By Dan Schell
I read with great interest a recent article about the experimental, two-person Segway, which looks like a technologically advanced, self-propelled rickshaw.
Dubbed Project P.U.M.A. (Personal Urban Mobility & Accessibility), the prototype is a joint collaboration between GM and Segway. What does this have to do with the pharma or biopharm industries? Nothing, directly. Indirectly, however, there can be parallels drawn between this news and what is happening in the pharma industry. Namely, the paradigm is changing. No, I’m not saying this new Segway announcement validates the hype spread years ago that the Segway was revolutionary and would change transportation as we know it. But with its ability to reach 35 mph and travel 25 to 35 miles on a single charge, this new P.U.M.A. prototype definitely has the potential to change how city-dwellers get around.

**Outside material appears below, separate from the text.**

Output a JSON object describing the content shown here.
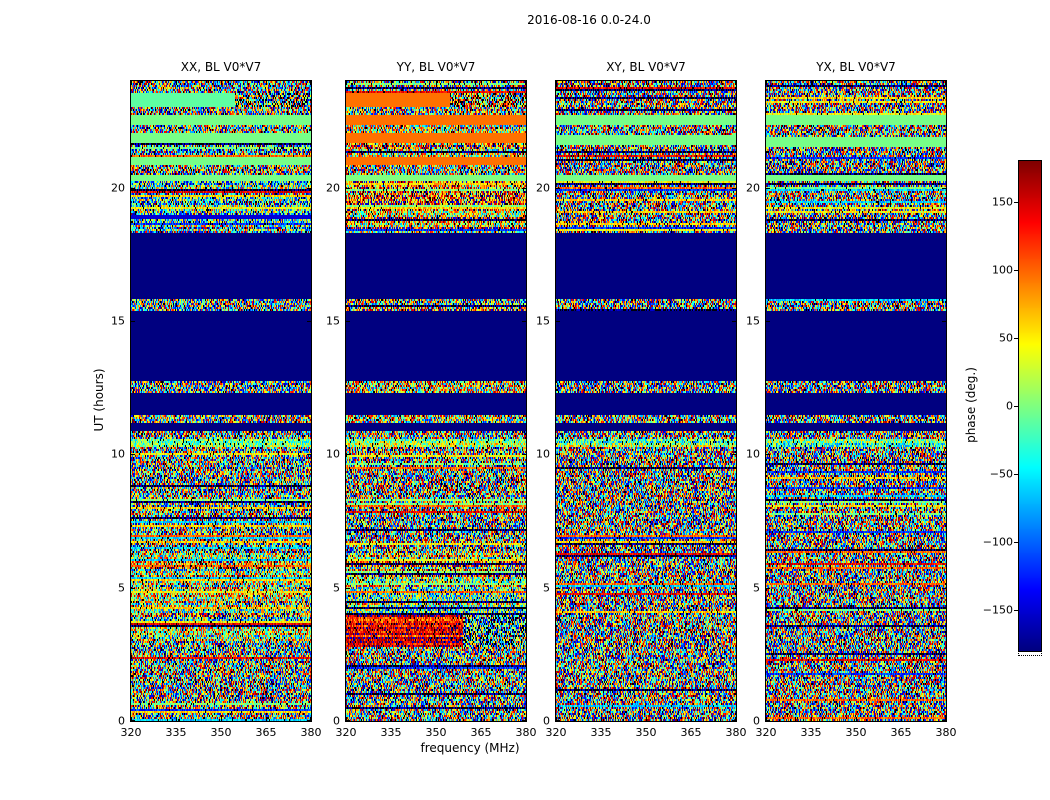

In the pharma world, the decline of the blockbuster drug and the potential of personalized medicine have life science companies reevaluating every process and system currently in place — a change in paradigms. Some of those types of changes are covered in this issue of LSL. For instance, there are articles about why pharma companies are applying Lean principles to histology (p. 26), why India’s outsourcing business is growing (p. 43), and why, according to Juan Enriquez of Excel Medical Ventures, “biology is likely to become the greatest single driver of the global economy” (p. 18). Furthermore, the actual makeup of the pharma and biopharm industries is undergoing significant change due to some of the high-profile pharma mergers (see “Examining The Next Megamerger” on p. 32) and small biotech acquisitions.
Unlike the impact the new Segway may have on inner-city transportation, there is no one catalyst for all this change in the pharma and bio industries. Hopefully, some of the articles in LSL will give you some guidance on how to navigate in this new era.